Cannot specify `disc` in ordinal 2PL model: variable `disc` cannot be found in the data

I am trying to create a 2PL IRT model for some ordinal response scale data and have been trying to implement something similar to what @paul.buerkner suggested in this thread.

The data consist of evaluations completed by individuals at different events and the evaluation has been designed to assess 5 Factors/constructs. The Factors/constructs are comprised of 2-5 of 14 total questions in the evaluation.

I have tried to specify the model with nonlinear syntax as follows:

fmla <- bf(
        Response ~  disc * eta,
                   nl = TRUE,
        disc ~ (1|i|Question),
        eta ~ (1|i|Question) + (0 + Factor|p|Event_ID:ID),
        family = cumulative())

But, when I run get_prior I receive an error

Error: The following variables are missing in 'data':
'disc'

disc isn’t in the data, it should be an estimated parameter, so I’m not sure how to correct my syntax.

If I change the case to Disc I can get possible priors, but I also get two parameters one for disc and one for Disc - along with really low ESS on the Disc parameter.

Can anyone suggest where I’m going wrong in the specification?

Does this work?

bf(Response ~ disc * eta, nl = TRUE) + lf(disc ~ 0 1|i|Question)

Here’s more information: Understanding the disc parameter in ordered logit models

Unfortunately, I get the same error using the additive syntax:

fmla <- bf(
        Response ~  disc * eta,
                   nl = TRUE) +
        lf(disc ~ (1|i|Question)) +
        lf(eta ~ (1|i|Question) + (0 + Factor|p|Event_ID:ID))

priors_list <- get_prior(fmla,
                              Data,
                              family = cumulative())

Error: The following variables are missing in 'data': 'disc'

Did you read the solution to the question I posted above, i.e., Paul’s reply?

Yes, I did read Paul’s answer.

I get the same error if I add cmc = FALSE to the lf for disc.

Here is a reproducible example

Create some data

# List required packages
Pkgs <- c("tidyverse", 
          "brms", 
          "rstan",
          "fabricatr")

# Load packages
lapply(Pkgs, require, c = T)

# Create data with spaces in grouping variable 
df <- fabricate(
        N = 100,
        Subj_ID = rep(1:10, 10),
        Event_ID = rep(rep(LETTERS[1:5], each = 2),10),
        latent = draw_normal_icc(mean = 0, N = N, clusters = Subj_ID, ICC = 0.7),        
        Q1 = draw_likert(x = latent, type = 7),
        Q2 = draw_likert(x = latent + 0.25, type = 7),
        Q3 = draw_likert(x = latent - 0.25, type = 7),
        Q4 = draw_likert(x = latent + 0.5, type = 7),
        Q5 = draw_likert(x = latent - 0.5, type = 7),
        Q6 = draw_likert(x = latent + 0.75, type = 7)
) %>%
        select(-ID, -latent) %>%
        pivot_longer(Q1:Q6, names_to = "Question", values_to = "Response") %>%
        mutate(Subj_ID = factor(Subj_ID),
               Event_ID = factor(Event_ID),
               Factor = case_when(
                  Question == "Q1" | Question == "Q2" ~ "1",  
                  Question == "Q3" | Question == "Q4" ~ "2",  
                  Question == "Q5" | Question == "Q6" ~ "3",  
               ),
               Response = factor(Response, ordered = TRUE))
# Model formula
fmla <- bf(
        Response ~  disc * eta,
        nl = TRUE) +
        lf(disc ~ (1|i|Question), cmc = FALSE) +
        lf(eta ~ (1|i|Question) + (0 + Factor|p|Event_ID:Subj_ID))
## Get priors
priors_list <- get_prior(fmla,
                         df,
                         family = cumulative())

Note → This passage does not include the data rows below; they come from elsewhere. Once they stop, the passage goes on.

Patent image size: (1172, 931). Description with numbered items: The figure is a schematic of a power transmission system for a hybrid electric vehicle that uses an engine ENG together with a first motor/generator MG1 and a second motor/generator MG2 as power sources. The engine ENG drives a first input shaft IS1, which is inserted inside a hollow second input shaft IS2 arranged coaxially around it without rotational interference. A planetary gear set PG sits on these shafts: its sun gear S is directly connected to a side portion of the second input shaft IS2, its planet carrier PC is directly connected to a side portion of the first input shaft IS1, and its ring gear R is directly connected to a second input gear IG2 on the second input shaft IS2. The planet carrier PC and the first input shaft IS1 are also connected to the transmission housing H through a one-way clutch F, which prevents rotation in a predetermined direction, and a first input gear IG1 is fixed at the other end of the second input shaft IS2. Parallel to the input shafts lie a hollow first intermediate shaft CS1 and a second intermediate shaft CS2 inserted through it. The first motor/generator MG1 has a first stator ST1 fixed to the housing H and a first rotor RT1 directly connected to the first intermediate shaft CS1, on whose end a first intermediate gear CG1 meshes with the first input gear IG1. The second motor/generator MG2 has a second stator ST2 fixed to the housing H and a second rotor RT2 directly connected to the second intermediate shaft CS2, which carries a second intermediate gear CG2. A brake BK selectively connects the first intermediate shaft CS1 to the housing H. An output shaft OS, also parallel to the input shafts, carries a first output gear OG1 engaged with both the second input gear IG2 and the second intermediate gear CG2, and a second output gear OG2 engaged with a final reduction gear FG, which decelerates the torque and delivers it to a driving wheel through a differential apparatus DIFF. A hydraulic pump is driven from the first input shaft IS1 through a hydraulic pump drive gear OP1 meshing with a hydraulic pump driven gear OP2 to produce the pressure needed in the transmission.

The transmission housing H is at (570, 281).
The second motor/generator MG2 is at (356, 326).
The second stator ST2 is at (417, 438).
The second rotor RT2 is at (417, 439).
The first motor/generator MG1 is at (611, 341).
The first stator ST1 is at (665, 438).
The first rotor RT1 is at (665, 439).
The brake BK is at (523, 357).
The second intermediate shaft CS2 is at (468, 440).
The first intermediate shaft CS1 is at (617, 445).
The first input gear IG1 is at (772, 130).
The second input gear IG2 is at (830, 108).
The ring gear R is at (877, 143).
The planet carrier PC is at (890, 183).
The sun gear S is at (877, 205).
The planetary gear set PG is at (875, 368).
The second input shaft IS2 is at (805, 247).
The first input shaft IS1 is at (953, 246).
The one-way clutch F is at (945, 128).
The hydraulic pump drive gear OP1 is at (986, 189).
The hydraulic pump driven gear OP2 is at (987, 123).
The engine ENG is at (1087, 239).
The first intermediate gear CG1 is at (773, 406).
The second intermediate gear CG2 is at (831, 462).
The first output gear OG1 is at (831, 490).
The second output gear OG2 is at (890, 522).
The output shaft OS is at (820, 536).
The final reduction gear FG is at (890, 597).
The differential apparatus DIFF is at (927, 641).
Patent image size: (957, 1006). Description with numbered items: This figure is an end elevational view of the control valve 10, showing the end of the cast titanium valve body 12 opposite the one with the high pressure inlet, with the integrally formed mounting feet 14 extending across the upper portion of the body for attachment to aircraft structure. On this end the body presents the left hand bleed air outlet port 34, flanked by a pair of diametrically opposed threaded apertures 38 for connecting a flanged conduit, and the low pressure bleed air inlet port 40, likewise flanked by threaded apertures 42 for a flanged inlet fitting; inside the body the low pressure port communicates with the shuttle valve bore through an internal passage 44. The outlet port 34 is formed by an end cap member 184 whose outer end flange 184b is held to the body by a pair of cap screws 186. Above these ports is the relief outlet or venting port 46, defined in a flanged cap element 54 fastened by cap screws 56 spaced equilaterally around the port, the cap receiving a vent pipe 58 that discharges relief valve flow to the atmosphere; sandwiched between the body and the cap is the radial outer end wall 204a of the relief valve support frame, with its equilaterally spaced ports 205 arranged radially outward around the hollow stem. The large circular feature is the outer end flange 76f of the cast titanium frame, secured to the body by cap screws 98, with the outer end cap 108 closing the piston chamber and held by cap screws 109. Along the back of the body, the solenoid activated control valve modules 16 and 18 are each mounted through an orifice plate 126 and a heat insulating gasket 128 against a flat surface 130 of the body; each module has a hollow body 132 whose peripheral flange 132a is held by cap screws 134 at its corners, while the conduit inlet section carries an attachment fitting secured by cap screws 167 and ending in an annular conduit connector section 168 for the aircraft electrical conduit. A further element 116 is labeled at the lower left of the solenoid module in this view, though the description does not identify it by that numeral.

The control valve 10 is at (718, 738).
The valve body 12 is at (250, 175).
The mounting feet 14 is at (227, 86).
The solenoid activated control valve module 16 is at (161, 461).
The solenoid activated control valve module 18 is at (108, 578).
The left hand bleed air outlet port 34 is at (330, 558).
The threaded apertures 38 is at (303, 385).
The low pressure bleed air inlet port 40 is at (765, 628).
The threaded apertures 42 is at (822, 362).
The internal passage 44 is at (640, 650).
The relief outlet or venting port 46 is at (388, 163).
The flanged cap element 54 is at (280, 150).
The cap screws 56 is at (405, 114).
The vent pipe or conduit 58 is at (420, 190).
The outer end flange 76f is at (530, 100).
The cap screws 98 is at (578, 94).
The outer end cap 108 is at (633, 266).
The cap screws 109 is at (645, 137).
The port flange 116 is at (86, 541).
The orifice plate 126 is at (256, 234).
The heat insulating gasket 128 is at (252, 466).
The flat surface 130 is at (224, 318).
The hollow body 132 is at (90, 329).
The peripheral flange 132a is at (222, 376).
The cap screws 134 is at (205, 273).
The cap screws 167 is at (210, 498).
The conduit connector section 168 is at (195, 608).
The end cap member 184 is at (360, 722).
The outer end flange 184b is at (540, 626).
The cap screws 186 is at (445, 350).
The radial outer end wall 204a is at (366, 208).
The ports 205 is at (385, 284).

Error: The following variables are missing in 'data': 'disc'

This syntax does seem to work, but I’m unsure if it is an analogous model:

# Formula
fmla2 <- bf(Response ~ 1 + (1 |i| Question) + (0 + Factor | Event_ID:Subj_ID), 
                   disc ~ 1 + (1 |i| Question))

# Get list of priors
priors_list <- get_prior(fmla2,
                         df,
                         family = cumulative())

Well according to ? brmsformula

bf(y ~ person + item, disc ~ item)

is valid notation.

OTOH, page 12 here has lots of info:

Thanks! I have read much of Paul’s work.

My question in this particular instance is with regard to parameterization/specification of a 2-parameter logistic (2PL) IRT model to conduct a psychometric evaluation of a scale with polytomous/ordinal responses.

That assumes a linear formula and not an nl?